Orthologous, paralogous, and xenologous homology. Organisms and genomes are depicted as rectangles and ovals, respectively, with large versions for ancestors and small versions representing extant strains available for sampling. The white and black bars on the genome represent genes that illustrate the relationship corresponding to each term. The small shapes decorating some genes indicate that additional changes can occur, leading to recognizable younger clades, but are not meant to imply that other genes have remained identical to the ancestral sequence. (A) The white and black versions of the gene are orthologous homologs in clades 1 and 2, since the divergence of the clades is the event that separated the white and black gene lineages.
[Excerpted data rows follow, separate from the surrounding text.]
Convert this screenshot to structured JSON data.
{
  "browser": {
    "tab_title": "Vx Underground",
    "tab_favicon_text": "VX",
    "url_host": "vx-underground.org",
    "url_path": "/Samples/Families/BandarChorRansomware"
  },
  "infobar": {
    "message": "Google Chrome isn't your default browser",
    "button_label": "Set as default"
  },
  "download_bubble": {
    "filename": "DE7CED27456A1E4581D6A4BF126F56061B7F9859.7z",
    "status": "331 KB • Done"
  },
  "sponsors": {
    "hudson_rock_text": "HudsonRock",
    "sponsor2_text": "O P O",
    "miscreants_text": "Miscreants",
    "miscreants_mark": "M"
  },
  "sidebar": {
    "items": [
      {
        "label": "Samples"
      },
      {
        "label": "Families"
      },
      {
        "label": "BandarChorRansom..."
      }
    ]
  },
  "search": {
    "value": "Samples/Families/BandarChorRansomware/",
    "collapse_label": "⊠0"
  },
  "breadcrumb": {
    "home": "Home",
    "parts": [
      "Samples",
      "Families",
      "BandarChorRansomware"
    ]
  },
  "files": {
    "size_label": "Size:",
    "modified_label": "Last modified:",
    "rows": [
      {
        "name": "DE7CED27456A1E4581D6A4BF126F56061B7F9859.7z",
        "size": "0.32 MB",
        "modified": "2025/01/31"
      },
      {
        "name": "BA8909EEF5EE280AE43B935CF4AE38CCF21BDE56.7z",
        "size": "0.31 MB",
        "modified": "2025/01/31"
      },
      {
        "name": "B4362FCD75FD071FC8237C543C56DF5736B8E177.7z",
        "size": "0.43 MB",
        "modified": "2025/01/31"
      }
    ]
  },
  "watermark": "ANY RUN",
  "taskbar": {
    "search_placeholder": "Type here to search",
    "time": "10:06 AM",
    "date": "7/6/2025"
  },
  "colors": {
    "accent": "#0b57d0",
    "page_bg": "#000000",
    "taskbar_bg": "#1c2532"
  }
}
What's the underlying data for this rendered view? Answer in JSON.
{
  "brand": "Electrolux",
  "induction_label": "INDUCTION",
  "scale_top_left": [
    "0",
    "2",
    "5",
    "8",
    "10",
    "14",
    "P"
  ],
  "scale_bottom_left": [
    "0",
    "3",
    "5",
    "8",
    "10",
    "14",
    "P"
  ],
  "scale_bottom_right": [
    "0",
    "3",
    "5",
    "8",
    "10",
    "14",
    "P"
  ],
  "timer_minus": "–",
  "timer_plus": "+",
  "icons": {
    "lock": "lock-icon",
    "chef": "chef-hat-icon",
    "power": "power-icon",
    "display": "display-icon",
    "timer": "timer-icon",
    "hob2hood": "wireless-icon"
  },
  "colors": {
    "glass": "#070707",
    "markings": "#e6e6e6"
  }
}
Any comparison between a white and a black gene is expected to reveal the initial divergence equally well. (B) The white and black versions of the gene are paralogous, having arisen from a gene duplication within a single genome. The common ancestor of each clade carried both paralogs; the use of either the white or the black version as a phylogenetic marker would be expected to depict the organismal phylogeny equally well. However, one member of clade 1 has lost the white paralog; the unwitting substitution of the black paralog in its place would incorrectly identify that organism as having branched off prior to the split between clades 1 and 2. (C) The white version of the gene is a xenolog of the black version, since its presence in clade 1 is due to a horizontal gene transfer event rather than inheritance from the common ancestor of clade 1. The ancestral gene is shown in the common ancestor of clades 1 and 2, implying that it has been lost in the lineage leading to the ancestor of clade 1, but it might also have been absent in the common ancestor of both clades and originated in the lineage leading to clade 2. Although clade 1 is shown as having no homolog of the gene prior to the horizontal transfer, in some cases a xenologous gene may either displace or coexist with an orthologous homolog.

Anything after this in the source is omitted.